Hingga detik ini, saya tetap percaya pada para statistisi muda di BPS (Badan Pusat Statistik).

Saya sendiri sudah tiga kali menjadi narasumber acara literasi di STIS, sekolah tinggi kedinasan yang secara khusus melahirkan para ahli statistik muda. Bahkan, saat saya kuliah di Fakultas Ekonomi Universitas Indonesia (FEUI), saya pernah menjadi asisten laboratorium Statistik untuk membantu mahasiswa tahun pertama.

Saya menyukai statistik. Saking sukanya, hingga kini saya masih rajin membuka data-data statistik. Boleh jadi, saya lebih rajin memelototi angka-angka dibanding influencer yang sibuk dengan konten “fufufafa”. Saya pelajari data terbaru, saya telusuri tren dan angka-angkanya.

Jika kalian membuka website resmi BPS, kalian akan menemukan pengumuman tentang penyesuaian jadwal rilis data. Apa artinya? Biasa saja. Itu hal lumrah. Lembaga seperti BPS memang membutuhkan waktu tambahan untuk mengolah data secara lebih hati-hati dan akurat. Apalagi, ini adalah rilis resmi dengan jadwal baru.

Saya percaya pada para statistisi muda Indonesia. Mereka datang dari berbagai penjuru tanah air. Mereka adalah hasil seleksi ketat, terbaik dari yang terbaik. Mereka kuliah dengan serius, lulus, dan kemudian ditugaskan kembali ke seluruh pelosok negeri. Setiap hari mereka berjibaku dengan angka dan data: menghitung pertumbuhan ekonomi, angka pengangguran, tingkat kemiskinan, dan indikator lainnya.
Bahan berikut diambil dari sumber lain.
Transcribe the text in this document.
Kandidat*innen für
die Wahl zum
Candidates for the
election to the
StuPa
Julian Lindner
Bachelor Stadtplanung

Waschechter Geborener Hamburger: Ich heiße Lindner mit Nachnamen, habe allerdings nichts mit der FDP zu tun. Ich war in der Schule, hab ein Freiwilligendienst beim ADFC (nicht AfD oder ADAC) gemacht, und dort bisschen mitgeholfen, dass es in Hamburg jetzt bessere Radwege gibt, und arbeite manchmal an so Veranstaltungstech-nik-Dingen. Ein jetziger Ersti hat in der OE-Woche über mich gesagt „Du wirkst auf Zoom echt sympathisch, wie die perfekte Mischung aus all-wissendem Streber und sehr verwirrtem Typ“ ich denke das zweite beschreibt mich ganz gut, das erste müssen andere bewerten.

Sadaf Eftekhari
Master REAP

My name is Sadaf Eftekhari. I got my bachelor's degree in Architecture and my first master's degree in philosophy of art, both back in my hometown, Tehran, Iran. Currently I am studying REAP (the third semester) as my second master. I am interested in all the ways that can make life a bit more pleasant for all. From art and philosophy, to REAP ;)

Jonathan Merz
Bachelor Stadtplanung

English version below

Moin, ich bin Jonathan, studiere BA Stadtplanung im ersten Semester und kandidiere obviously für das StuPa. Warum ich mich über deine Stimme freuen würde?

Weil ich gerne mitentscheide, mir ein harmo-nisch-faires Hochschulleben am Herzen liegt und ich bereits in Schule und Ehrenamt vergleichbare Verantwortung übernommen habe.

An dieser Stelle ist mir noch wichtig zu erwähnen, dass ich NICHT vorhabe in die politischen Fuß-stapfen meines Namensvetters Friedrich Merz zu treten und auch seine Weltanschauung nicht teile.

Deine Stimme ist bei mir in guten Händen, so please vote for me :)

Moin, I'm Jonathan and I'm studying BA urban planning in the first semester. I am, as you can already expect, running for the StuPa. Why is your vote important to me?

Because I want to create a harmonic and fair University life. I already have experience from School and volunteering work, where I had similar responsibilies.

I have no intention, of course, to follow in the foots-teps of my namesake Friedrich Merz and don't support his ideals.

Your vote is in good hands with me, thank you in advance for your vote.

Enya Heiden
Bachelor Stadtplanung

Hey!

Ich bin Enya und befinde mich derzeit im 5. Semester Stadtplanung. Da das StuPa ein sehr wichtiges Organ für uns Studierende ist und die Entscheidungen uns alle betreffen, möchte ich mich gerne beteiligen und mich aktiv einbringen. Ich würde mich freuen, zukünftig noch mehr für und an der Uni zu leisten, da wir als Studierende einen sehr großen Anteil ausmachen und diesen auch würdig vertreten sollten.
Prosesnya tidak mudah. Data dikumpulkan dari lapangan, selama berhari-hari. Lalu dibawa ke kantor dan diolah dengan penuh ketelitian. Satu kesalahan kecil saja—misalnya salah klik rumus atau terhapusnya satu kolom—bisa berakibat fatal. Bahkan hal pribadi seperti patah hati atau kurang fokus saat input data bisa menyebabkan kekeliruan.

Namun saya yakin: kesalahan itu bukan disengaja. Biasanya ada mekanisme koreksi dan perbaikan data. Dan jika suatu saat data dimanipulasi, itu tentu bukan dari para statistikawan muda ini.

Ingat, statistik adalah ilmu yang objektif dan independen. Ia seharusnya bebas dari kepentingan politik atau pencitraan. Sayangnya, ketika “pihak lain” ikut campur, semuanya jadi rumit. Ada yang ingin terlihat sukses, ingin tampil hebat di depan media. Astagfirullah. Jangan kan data statistik, undang-undang pun bisa diubah demi kekuasaan.

Tapi saya tetap percaya pada para statistikawan muda BPS. Saya melihat wajah-wajah mereka. Saya pernah berinteraksi langsung dalam berbagai acara. Mereka punya semangat, idealisme, dan kapasitas untuk membuat Indonesia lebih baik.

Jangan pernah terkontaminasi oleh pola pikir yang merusak. Jadilah abdi negara yang gagah berani hingga akhir hayat. Jabatan dan pekerjaan hanyalah urusan dunia. Tapi kejujuran, integritas, dan prinsip hidup, itulah yang akan kita bawa sampai akhirat.